Allowed functions: malloc

It must allocate (with malloc()) an array of integers, fill it with consecutive values that begin at end and end at start (including start and end!), then return a pointer to the first value of the array.

int     *ft_rrange(int start, int end);

Examples

  • With (1, 3) you will return an array containing 3, 2 and 1.
  • With (-1, 2) you will return an array containing 2, 1, 0 and -1.
  • With (0, 0) you will return an array containing 0.
  • With (0, -3) you will return an array containing -3, -2, -1 and 0.

Solution

Download ft_rrange.c
#include <stdlib.h>

int *ft_rrange(int start, int end) {
int len, step;

if (start <= end) {
len = end - start + 1;
step = -1;
} else {
len = start - end + 1;
step = 1;
}

int *arr = malloc(sizeof(int) * len);
if (!arr)
return NULL;

int i = 0;

while (i < len) {
arr[i] = end + (i * step);
i++;
}
return arr;
}

How It Works

Goal: Allocate and return an array of consecutive integers from end to start (reverse of ft_range).

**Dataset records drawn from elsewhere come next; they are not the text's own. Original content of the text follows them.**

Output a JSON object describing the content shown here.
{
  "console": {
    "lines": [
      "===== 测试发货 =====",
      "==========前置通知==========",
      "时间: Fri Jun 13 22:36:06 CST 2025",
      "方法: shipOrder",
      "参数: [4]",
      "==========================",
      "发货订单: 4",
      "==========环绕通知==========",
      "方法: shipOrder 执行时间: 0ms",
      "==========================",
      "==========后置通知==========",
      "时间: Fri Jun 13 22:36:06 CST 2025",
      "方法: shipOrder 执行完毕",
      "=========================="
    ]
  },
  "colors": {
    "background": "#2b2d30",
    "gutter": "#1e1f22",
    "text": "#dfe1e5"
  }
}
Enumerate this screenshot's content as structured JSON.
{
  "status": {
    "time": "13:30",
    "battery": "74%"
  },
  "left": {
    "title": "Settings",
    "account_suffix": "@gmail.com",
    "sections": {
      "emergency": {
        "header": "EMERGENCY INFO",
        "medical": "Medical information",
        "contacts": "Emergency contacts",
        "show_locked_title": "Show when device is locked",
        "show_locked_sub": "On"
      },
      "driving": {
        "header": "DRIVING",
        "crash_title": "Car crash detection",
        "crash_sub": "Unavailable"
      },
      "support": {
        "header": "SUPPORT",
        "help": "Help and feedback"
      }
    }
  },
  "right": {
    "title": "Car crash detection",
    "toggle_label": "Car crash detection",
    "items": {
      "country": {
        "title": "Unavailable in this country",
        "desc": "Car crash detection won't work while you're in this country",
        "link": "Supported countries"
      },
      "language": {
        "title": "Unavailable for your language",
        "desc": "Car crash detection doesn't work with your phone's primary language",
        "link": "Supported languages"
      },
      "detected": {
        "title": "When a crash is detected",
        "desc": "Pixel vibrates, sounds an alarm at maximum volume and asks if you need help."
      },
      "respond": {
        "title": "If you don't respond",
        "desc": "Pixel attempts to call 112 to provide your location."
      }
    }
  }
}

Approach: Calculate length and a reversed step direction, allocate memory, then fill starting from end.

Step by step:

  1. Compute the array length from the difference between start and end.
  2. Set step to -1 when start <= end (filling backwards from end down) or 1 otherwise.
  3. Allocate the array with malloc and fill it using arr[i] = end + (i * step).

Key concept: Reverse filling logic — the step direction is inverted compared to ft_range, so the array starts at end and moves toward start.